Last week, Governor Tony Evers declared the second Monday in October as Indigenous People’s Day. This day is an opportunity for Wisconsinites to recognize the rich ancestral history and cultural impact of Native Americans in our state that often goes unappreciated. Just as important, this day allows us time to reflect on our country’s troubling history towards Native Americans. Together, we should reflect on the diverse ancestries that make up Wisconsin and continue to strive for a more equitable state for all.
For centuries, indigenous people have suffered in many ways while European settlers stole their land and left them displaced. They’ve been victims of genocide, racist government policies and forced assimilation of European customs. Throughout history, popular American culture has portrayed this group in racist, derogatory ways.
Despite the historic and modern day challenges that Native Americans have endured, they still demonstrate enormous pride in their own history and traditions. Their stewardship of the land and water for generations has shown everyone the importance of our environment. We owe a lot to the people of the First Nations. Indigenous people deserve our gratitude and respect.
This legislative session, I’m proud to support initiatives for Wisconsin’s indigenous population.
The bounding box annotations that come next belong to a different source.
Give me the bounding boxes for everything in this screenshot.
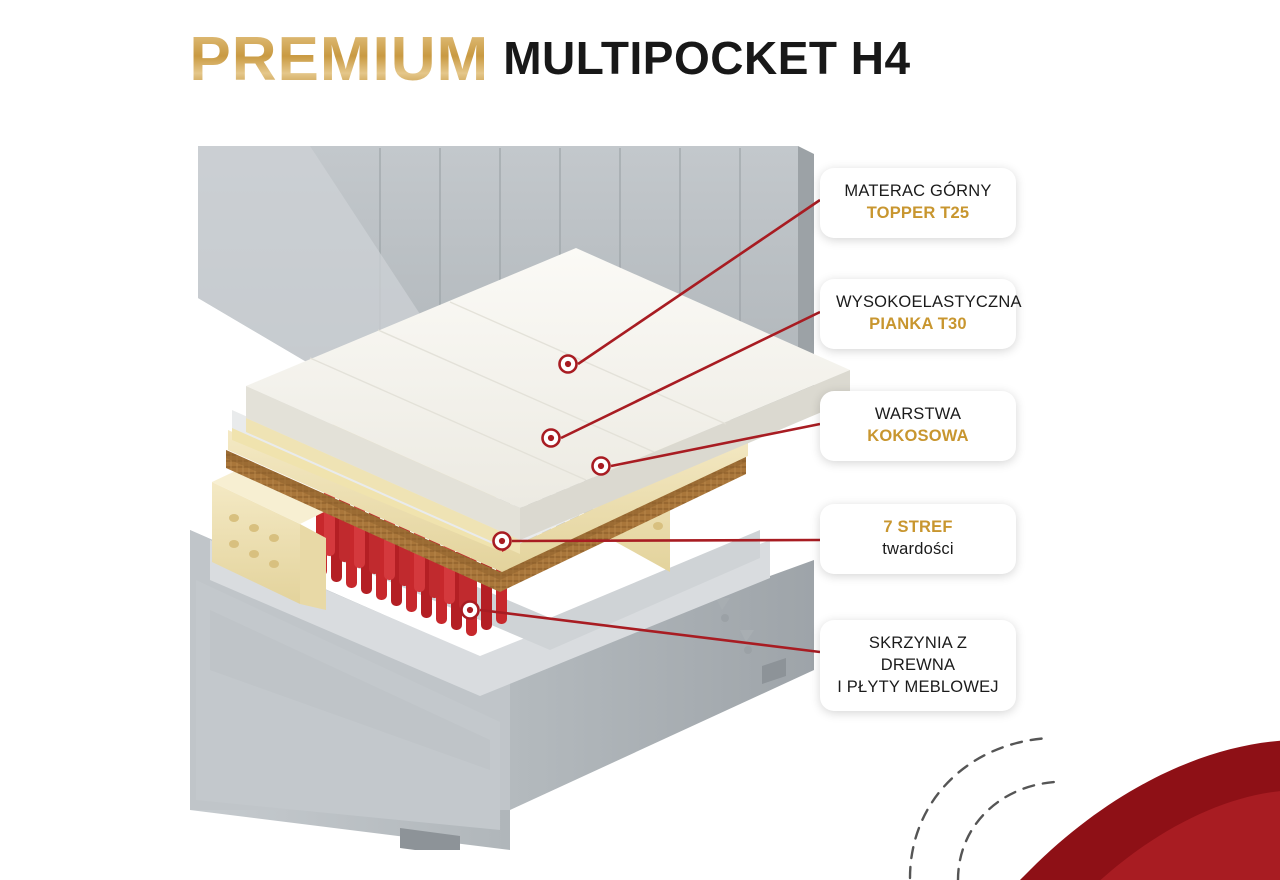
title-premium: PREMIUM — [189, 25, 490, 94]
callout-zones-line1: 7 STREF — [883, 518, 953, 536]
page-title — [0, 24, 1100, 95]
callout-topper-line1: MATERAC GÓRNY — [844, 182, 992, 200]
callout-foam-line1: WYSOKOELASTYCZNA — [836, 293, 1022, 311]
callout-coconut-line2: KOKOSOWA — [867, 426, 969, 445]
callout-foam-line2: PIANKA T30 — [869, 314, 967, 333]
callout-topper — [820, 168, 1016, 238]
title-model: MULTIPOCKET H4 — [503, 32, 911, 84]
callout-coconut-line1: WARSTWA — [874, 405, 962, 423]
callout-foam — [820, 279, 1022, 349]
dashed-arc-decoration-icon — [900, 730, 1130, 880]
callout-box-line2: I PŁYTY MEBLOWEJ — [837, 677, 999, 696]
callout-zones-line2: twardości — [882, 539, 954, 558]
callout-coconut — [820, 391, 1016, 461]
callout-topper-line2: TOPPER T25 — [866, 203, 970, 222]
callout-zones — [820, 504, 1016, 574]
bed-cutaway-illustration — [150, 110, 870, 850]
red-swoosh-bottom-right-icon — [970, 720, 1280, 880]
callout-box — [820, 620, 1016, 711]
callout-box-line1: SKRZYNIA Z DREWNA — [868, 634, 968, 674]
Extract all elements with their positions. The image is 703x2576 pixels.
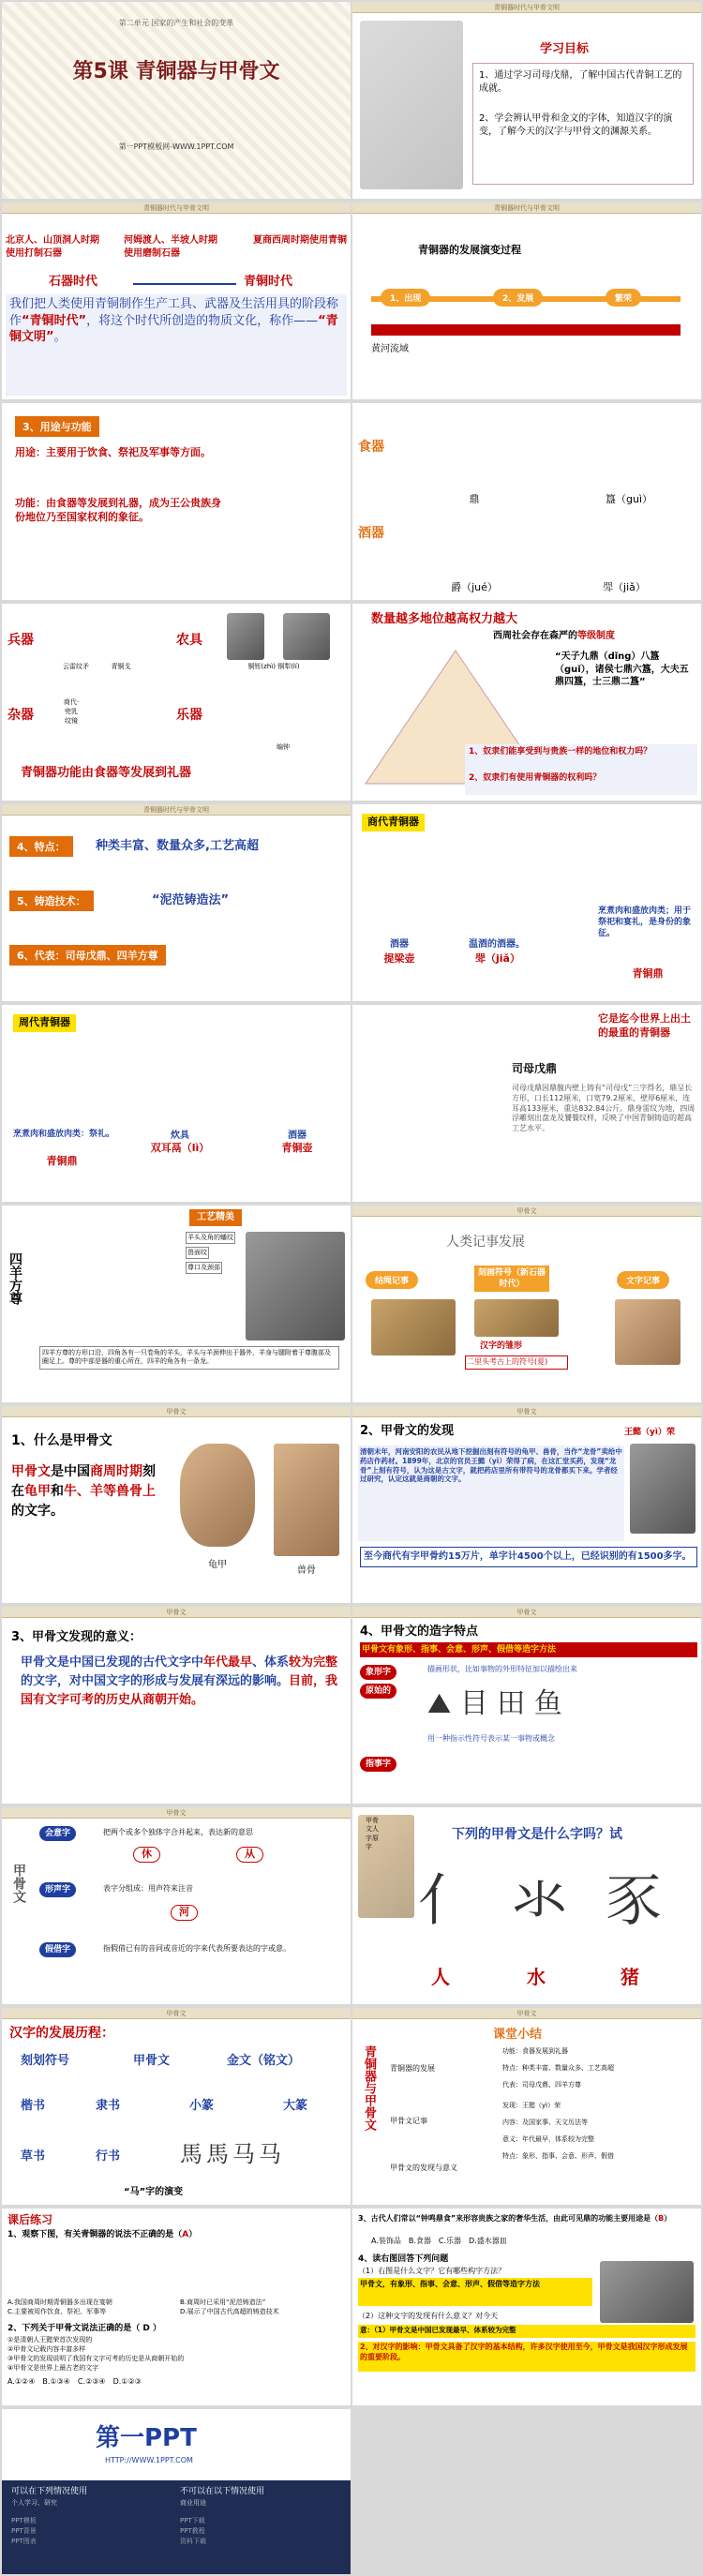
detail-2: 特点：种类丰富、数量众多、工艺高超 <box>502 2064 614 2072</box>
ppt-logo: 第一PPT <box>96 2424 197 2452</box>
footer-links[interactable]: PPT模板 PPT背景 PPT图表 <box>11 2517 37 2546</box>
q1-image-4 <box>246 2246 311 2293</box>
discovery-heading: 2、甲骨文的发现 <box>360 1424 455 1438</box>
stage-dazhuan: 大篆 <box>283 2099 308 2113</box>
stage-xiaozhuan: 小篆 <box>189 2099 215 2113</box>
detail-5: 内容：及国家事、天文历法等 <box>502 2119 588 2126</box>
period-3: 夏商西周时期使用青铜 <box>253 235 347 246</box>
slide-band: 甲骨文 <box>2 2008 351 2019</box>
q4: 4、读右图回答下列问题 <box>358 2254 449 2264</box>
option-a[interactable]: A.我国商周时期青铜器多出现在宴朝 <box>7 2299 112 2306</box>
slide-band: 青铜器时代与甲骨文明 <box>2 804 351 816</box>
zhou-heading: 周代青铜器 <box>13 1014 76 1032</box>
slide-title <box>2 2 351 199</box>
methods-banner: 甲骨文有象形、指事、会意、形声、假借等造字方法 <box>360 1642 697 1657</box>
ge-image <box>99 613 142 660</box>
zhou-hu-image <box>255 1039 339 1123</box>
objective-1: 1、通过学习司母戊鼎，了解中国古代青铜工艺的成就。 <box>479 70 682 94</box>
objective-2: 2、学会辨认甲骨和金文的字体，知道汉字的演变，了解今天的汉字与甲骨文的渊源关系。 <box>479 113 673 137</box>
knot-image <box>371 1299 456 1355</box>
jia-caption: 温酒的酒器。 <box>469 939 525 950</box>
stage-kaishu: 楷书 <box>21 2099 46 2113</box>
he-char: 河 <box>171 1905 198 1921</box>
food-label: 食器 <box>358 440 384 455</box>
q2-item-4: ④甲骨文是世界上最古老的文字 <box>7 2364 99 2372</box>
disallowed-item: 商业用途 <box>180 2499 206 2507</box>
func-text: 功能：由食器等发展到礼器，成为王公贵族身份地位乃至国家权利的象征。 <box>15 497 221 523</box>
slide-discovery <box>352 1406 701 1603</box>
glyph-shui: 氺 <box>512 1868 568 1934</box>
ppt-url[interactable]: HTTP://WWW.1PPT.COM <box>105 2456 193 2464</box>
slide-vessels <box>352 403 701 600</box>
option-b[interactable]: B.商周时已采用“泥范铸造法” <box>180 2299 266 2306</box>
zun-name: 四羊方尊 <box>7 1252 22 1305</box>
slide-simuwu-ding <box>352 1005 701 1202</box>
quiz-question: 下列的甲骨文是什么字吗？试 <box>452 1827 622 1842</box>
lesson-title: 第5课 青铜器与甲骨文 <box>72 60 280 83</box>
zhou-ding-caption: 烹煮肉和盛放肉类：祭礼。 <box>12 1130 114 1139</box>
allowed-title: 可以在下列情况使用 <box>11 2487 88 2496</box>
use-text: 用途：主要用于饮食、祭祀及军事等方面。 <box>15 446 211 458</box>
q4-answer-1: 甲骨文，有象形、指事、会意、形声、假借等造字方法 <box>360 2280 540 2288</box>
slide-exercise-1 <box>2 2209 351 2405</box>
slide-objectives <box>352 2 701 199</box>
ideogram-tag: 会意字 <box>39 1826 76 1841</box>
jue-image <box>236 441 330 553</box>
pictograph-tag: 象形字 <box>360 1665 396 1680</box>
stage-xingshu: 行书 <box>96 2149 121 2164</box>
note-1: 羊头及角的蟠纹 <box>186 1232 235 1244</box>
stage-1: 1、出现 <box>381 289 430 307</box>
slide-what-oracle <box>2 1406 351 1603</box>
phonogram-desc: 表字分组成：用声符来注音 <box>103 1884 193 1893</box>
q4-answer-3: 2、对汉字的影响：甲骨文具备了汉字的基本结构，许多汉字使用至今，甲骨文是我国汉字形成发展的重要阶段。 <box>360 2343 688 2361</box>
prototype-label: 汉字的雏形 <box>480 1341 523 1351</box>
slide-script-evolution <box>2 2008 351 2205</box>
detail-6: 意义：年代最早，体系较为完整 <box>502 2135 594 2143</box>
jia-name: 斝（jiǎ） <box>475 952 520 965</box>
ding-description: 司母戊鼎因鼎腹内壁上铸有“司母戊”三字得名，鼎呈长方形，口长112厘米，口宽79.2厘米，壁厚6厘米，连耳高133厘米，重达832.84公斤。鼎身雷纹为地，四周浮雕刻出盘龙及饕餮纹样，反映了中国青铜铸造的超高工艺水平。 <box>512 1084 696 1133</box>
record-title: 人类记事发展 <box>446 1235 525 1250</box>
wang-portrait <box>630 1444 696 1534</box>
slide-categories <box>2 604 351 801</box>
hu-image <box>362 836 437 930</box>
slide-band: 甲骨文 <box>2 1607 351 1618</box>
zun-description: 四羊方尊的方形口沿，四角各有一只卷角的羊头，羊头与羊颈伸出于器外，羊身与腿附着于尊腹部及圈足上。尊的中部是器的重心所在，四羊的角各有一条龙。 <box>39 1346 339 1370</box>
detail-3: 代表：司母戊鼎、四羊方尊 <box>502 2081 581 2089</box>
music-label: 乐器 <box>176 708 202 723</box>
slide-four-goat-zun <box>2 1206 351 1402</box>
slide-band: 甲骨文 <box>2 1406 351 1417</box>
slide-significance <box>2 1607 351 1804</box>
ma-caption: “马”字的演变 <box>124 2187 184 2197</box>
slide-exercise-2 <box>352 2209 701 2405</box>
q2-item-1: ①是清朝人王懿荣首次发现的 <box>7 2336 93 2344</box>
q2-item-2: ②甲骨文记载内容丰富多样 <box>7 2345 86 2353</box>
wine-label: 酒器 <box>358 526 384 541</box>
q4-part-2: （2）这种文字的发现有什么意义？对今天 <box>358 2312 499 2320</box>
hierarchy-sub: 西周社会存在森严的等级制度 <box>493 631 615 641</box>
craft-tag: 工艺精美 <box>189 1209 242 1226</box>
hu-name: 提梁壶 <box>383 952 415 965</box>
wang-name: 王懿（yì）荣 <box>624 1428 675 1437</box>
farm-captions: 铜铚(zhì) 铜犁(lí) <box>247 663 300 670</box>
slide-zhou-bronzes <box>2 1005 351 1202</box>
slide-record-keeping <box>352 1206 701 1402</box>
farm-label: 农具 <box>176 633 202 648</box>
ideogram-desc: 把两个或多个独体字合并起来，表达新的意思 <box>103 1828 253 1836</box>
jia-vessel-image <box>456 836 540 930</box>
stage-caoshu: 草书 <box>21 2149 46 2164</box>
bells-caption: 编钟 <box>277 743 290 751</box>
li-name: 双耳鬲（lì） <box>150 1142 210 1154</box>
ma-glyphs: 馬馬马马 <box>180 2141 285 2167</box>
jia-image <box>568 506 681 574</box>
spear-image <box>58 613 92 660</box>
evolution-heading: 汉字的发展历程： <box>9 2026 114 2041</box>
writing-pill: 文字记事 <box>617 1271 669 1289</box>
cong-char: 从 <box>236 1847 263 1863</box>
slide-band: 青铜器时代与甲骨文明 <box>2 202 351 214</box>
ding-image <box>418 412 531 487</box>
representative-tag: 6、代表：司母戊鼎、四羊方尊 <box>9 945 166 966</box>
note-2: 兽面纹 <box>186 1247 209 1259</box>
slide-evolution <box>352 202 701 399</box>
erlitou-label: 二里头考古上的符号(夏) <box>465 1355 568 1370</box>
stage-2: 2、发展 <box>493 289 543 307</box>
mirror-image <box>90 686 146 742</box>
li-image <box>133 1039 227 1123</box>
q2-item-3: ③甲骨文的发现说明了我国有文字可考的历史是从商朝开始的 <box>7 2355 185 2362</box>
what-heading: 1、什么是甲骨文 <box>11 1433 112 1448</box>
oracle-rubbing <box>600 2261 694 2323</box>
mirror-caption: 商代·兜乳纹镜 <box>63 698 80 725</box>
indicative-tag: 指事字 <box>360 1757 396 1772</box>
detail-7: 特点：象形、指事、会意、形声、假借 <box>502 2152 614 2160</box>
slide-band: 甲骨文 <box>2 1807 351 1819</box>
bone-label: 兽骨 <box>297 1565 316 1576</box>
ding-caption: 烹煮肉和盛放肉类；用于祭祀和宴礼，是身份的象征。 <box>598 906 692 939</box>
option-d[interactable]: D.展示了中国古代高超的铸造技术 <box>180 2308 279 2315</box>
feature-tag: 4、特点： <box>9 836 73 857</box>
stage-lishu: 隶书 <box>96 2099 121 2113</box>
gui-label: 簋（guì） <box>605 493 652 505</box>
function-footer: 青铜器功能由食器等发展到礼器 <box>21 766 192 780</box>
stage-symbol: 刻划符号 <box>21 2054 70 2068</box>
original-tag: 原始的 <box>360 1684 396 1699</box>
q4-part-1: （1）右图是什么文字？它有哪些构字方法？ <box>358 2267 506 2275</box>
allowed-item: 个人学习、研究 <box>11 2499 57 2507</box>
question-1: 1、奴隶们能享受到与贵族一样的地位和权力吗？ <box>469 747 652 756</box>
question-2: 2、奴隶们有使用青铜器的权利吗？ <box>469 773 602 783</box>
misc-label: 杂器 <box>7 708 34 723</box>
q1-image-2 <box>96 2246 161 2293</box>
pictograph-desc: 描画形状，比如事物的外形特征加以描绘出来 <box>427 1665 577 1673</box>
significance-text: 甲骨文是中国已发现的古代文字中年代最早、体系较为完整的文字，对中国文字的形成与发展有深远的影响。目前，我国有文字可考的历史从商朝开始。 <box>21 1655 338 1708</box>
indicative-desc: 用一种指示性符号表示某一事物或概念 <box>427 1734 555 1743</box>
bone-image <box>274 1444 339 1556</box>
stage-bronze: 金文（铭文） <box>227 2054 301 2068</box>
slide-character-types <box>352 1607 701 1804</box>
unit-label: 第二单元 国家的产生和社会的变革 <box>118 19 234 27</box>
discovery-story: 清朝末年，河南安阳的农民从地下挖掘出刻有符号的龟甲、兽骨，当作“龙骨”卖给中药店作药材。1899年，北京的官员王懿（yì）荣得了病，在这汇堂买药，发现“龙骨”上刻有符号，认为这是古文字，就把药店里所有带符号的龙骨都买下来。学者经过研究，认定这就是商朝的文字。 <box>360 1447 622 1484</box>
w2: 青铜戈 <box>111 663 131 670</box>
glyph-ren: 亻 <box>418 1868 474 1934</box>
decor-image <box>360 21 463 189</box>
loan-tag: 假借字 <box>39 1942 76 1957</box>
objectives-heading: 学习目标 <box>540 42 590 56</box>
q3-options[interactable]: A.装饰品 B.食器 C.乐器 D.盛水器皿 <box>371 2237 507 2245</box>
figure-note: 甲骨文人字原字 <box>366 1817 379 1851</box>
slide-hierarchy <box>352 604 701 801</box>
disallowed-title: 不可以在以下情况使用 <box>180 2487 265 2496</box>
significance-heading: 3、甲骨文发现的意义： <box>11 1630 142 1644</box>
hu-caption: 酒器 <box>390 939 409 950</box>
bells-image <box>227 684 330 741</box>
section-tag: 3、用途与功能 <box>15 416 99 437</box>
symbol-image <box>474 1299 559 1337</box>
slide-band: 甲骨文 <box>352 1607 701 1618</box>
q3: 3、古代人们常以“钟鸣鼎食”来形容贵族之家的奢华生活，由此可见鼎的功能主要用途是（B） <box>358 2214 672 2223</box>
site-label: 第一PPT模板网-WWW.1PPT.COM <box>118 142 234 151</box>
zhou-ding-image <box>15 1042 109 1112</box>
glyph-zhu: 豕 <box>606 1868 662 1934</box>
casting-tag: 5、铸造技术： <box>9 891 94 911</box>
definition: 甲骨文是中国商周时期刻在龟甲和牛、羊等兽骨上的文字。 <box>11 1464 156 1519</box>
branch-2: 甲骨文记事 <box>390 2117 427 2125</box>
q1-image-3 <box>171 2246 236 2293</box>
slide-use <box>2 403 351 600</box>
goat-head-image <box>246 1232 345 1340</box>
slide-compound-types <box>2 1807 351 2004</box>
answer-ren: 人 <box>431 1966 450 1988</box>
zhou-hu-name: 青铜壶 <box>281 1142 313 1154</box>
phonogram-tag: 形声字 <box>39 1882 76 1897</box>
jue-label: 爵（jué） <box>451 581 498 593</box>
zhou-ding-name: 青铜鼎 <box>46 1155 78 1167</box>
vertical-heading: 甲骨文 <box>11 1864 26 1903</box>
evolution-title: 青铜器的发展演变过程 <box>418 244 521 256</box>
note-3: 尊口及颈部 <box>186 1262 222 1274</box>
ding-name: 青铜鼎 <box>632 967 664 980</box>
footer-links-2[interactable]: PPT下载 PPT教程 资料下载 <box>180 2517 206 2546</box>
slide-band: 青铜器时代与甲骨文明 <box>352 2 701 13</box>
loan-desc: 指假借已有的音同或音近的字来代表所要表达的字或意。 <box>103 1944 291 1953</box>
weapon-label: 兵器 <box>7 633 34 648</box>
slide-band: 甲骨文 <box>352 1206 701 1217</box>
li-caption: 炊具 <box>171 1131 189 1141</box>
slide-band: 青铜器时代与甲骨文明 <box>352 202 701 214</box>
q1-image-1 <box>21 2246 86 2293</box>
shang-heading: 商代青铜器 <box>362 814 425 831</box>
shell-label: 龟甲 <box>208 1560 227 1570</box>
slide-quiz-glyphs <box>352 1807 701 2004</box>
glyph-row: ⛰ 目 田 鱼 <box>427 1687 562 1720</box>
slide-shang-bronzes <box>352 804 701 1001</box>
slide-features <box>2 804 351 1001</box>
exercise-heading: 课后练习 <box>7 2213 53 2226</box>
slide-band: 甲骨文 <box>352 1406 701 1417</box>
detail-4: 发现：王懿（yì）荣 <box>502 2102 561 2109</box>
simuwu-ding-image <box>358 1033 499 1174</box>
footer-ad <box>2 2409 351 2574</box>
ding-label: 鼎 <box>469 493 480 505</box>
casting-text: “泥范铸造法” <box>152 893 230 907</box>
bronze-age: 青铜时代 <box>244 275 293 289</box>
ranks-text: “天子九鼎（dǐng）八簋（guǐ），诸侯七鼎六簋，大夫五鼎四簋，士三鼎二簋” <box>555 651 689 687</box>
stage-oracle: 甲骨文 <box>133 2054 171 2068</box>
statistics: 至今商代有字甲骨约15万片，单字计4500个以上，已经识别的有1500多字。 <box>360 1547 697 1567</box>
branch-3: 甲骨文的发现与意义 <box>390 2164 457 2172</box>
slide-bronze-age <box>2 202 351 399</box>
q2-options[interactable]: A.①②④ B.①③④ C.②③④ D.①②③ <box>7 2377 142 2386</box>
zhou-hu-caption: 酒器 <box>288 1131 307 1141</box>
symbol-pill: 刻画符号（新石器时代） <box>474 1266 549 1292</box>
li-image <box>283 613 330 660</box>
branch-1: 青铜器的发展 <box>390 2064 435 2073</box>
zhi-image <box>227 613 264 660</box>
w1: 云雷纹矛 <box>63 663 89 670</box>
period-2: 河姆渡人、半坡人时期使用磨制石器 <box>124 235 217 259</box>
jue2-image <box>418 506 531 574</box>
feature-text: 种类丰富、数量众多,工艺高超 <box>96 839 259 853</box>
stone-age: 石器时代 <box>49 275 98 289</box>
ding-name: 司母戊鼎 <box>512 1062 558 1075</box>
types-heading: 4、甲骨文的造字特点 <box>360 1625 479 1639</box>
shang-ding-image <box>606 836 696 902</box>
summary-heading: 课堂小结 <box>493 2028 543 2042</box>
answer-shui: 水 <box>527 1966 546 1988</box>
turtle-shell-image <box>180 1444 255 1547</box>
xiu-char: 休 <box>133 1847 160 1863</box>
knot-pill: 结绳记事 <box>366 1271 418 1289</box>
definition: 我们把人类使用青铜制作生产工具、武器及生活用具的阶段称作“青铜时代”，将这个时代所创造的物质文化，称作——“青铜文明”。 <box>9 297 339 345</box>
q1: 1、观察下图，有关青铜器的说法不正确的是（A） <box>7 2230 198 2239</box>
slide-summary <box>352 2008 701 2205</box>
stage-3: 繁荣 <box>606 289 641 307</box>
zun-image <box>30 1228 152 1340</box>
summary-vertical: 青铜器与甲骨文 <box>362 2045 376 2131</box>
jia-label: 斝（jiǎ） <box>603 581 646 593</box>
river-label: 黄河流域 <box>371 344 409 354</box>
slide-band: 甲骨文 <box>352 2008 701 2019</box>
writing-image <box>615 1299 681 1365</box>
hierarchy-title: 数量越多地位越高权力越大 <box>371 612 518 626</box>
gui-image <box>568 412 681 487</box>
option-c[interactable]: C.主要被用作饮食、祭祀、军事等 <box>7 2308 107 2315</box>
period-1: 北京人、山顶洞人时期使用打制石器 <box>6 235 99 259</box>
detail-1: 功能：食器发展到礼器 <box>502 2047 568 2055</box>
q4-answer-2: 意：（1）甲骨文是中国已发现最早、体系较为完整 <box>360 2326 516 2334</box>
heaviest-note: 它是迄今世界上出土的最重的青铜器 <box>598 1012 691 1039</box>
q2: 2、下列关于甲骨文说法正确的是（ D ） <box>7 2324 162 2333</box>
answer-zhu: 猪 <box>621 1966 639 1988</box>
I introduced Assembly Bill 497 that will allow all tribal members to receive in-state tuition through the University of Wisconsin system. This bill will allow our UW System to become a magnet-school for all First Nations People across America. I’ve also sponsored Senate Bill 493 that would create a task force to investigate the unreported epidemic of missing and murdered indigenous women and girls in Wisconsin.
I’m proud to have sponsored Senate Bill 25, which passed into law as Act 250 in 2009 that prohibited the portrayal of Native Americans as a mascot in the state. This legislation passed, but has since been weakened by current legislative leaders. We should put a stop to this racist practice and ban it for good.
In September, I was honored to attend the Labor Day Pow Wow on the Ho Chunk grounds. As an outsider, I was welcomed and even invited to participate. I was impressed by the strong community presence and the traditions practiced. They’re dedicated to preserving their heritage by passing on stories from one generation to the next. Relationships between tribal members ran deep – their closeness between distant relatives was seen in their respect toward each other and their shared respect toward the land.
Recently, my wife and I had a discussion about what it would be like to live in the same place as our ancestors. Before my wife asked, I hadn’t thought too much about it, but it must be amazing for my distant relatives in Norway and Poland. These distant relatives do know what it’s like to know our family’s story and understand our heritage.
We can all agree it is fascinating for people of all backgrounds to learn about ancestral history. We must recognize our heritage – the good, the bad and the progress we continue to make as Americans.
As we observe Indigenous People’s Day in Wisconsin, we must stay committed to valuing the rich diversity of our state. Indigenous People’s Day is long overdue. Let’s all show the respect our state’s indigenous population deserves. It’s time we recognize everything they’ve done to protect this land and honor their contribution to our state.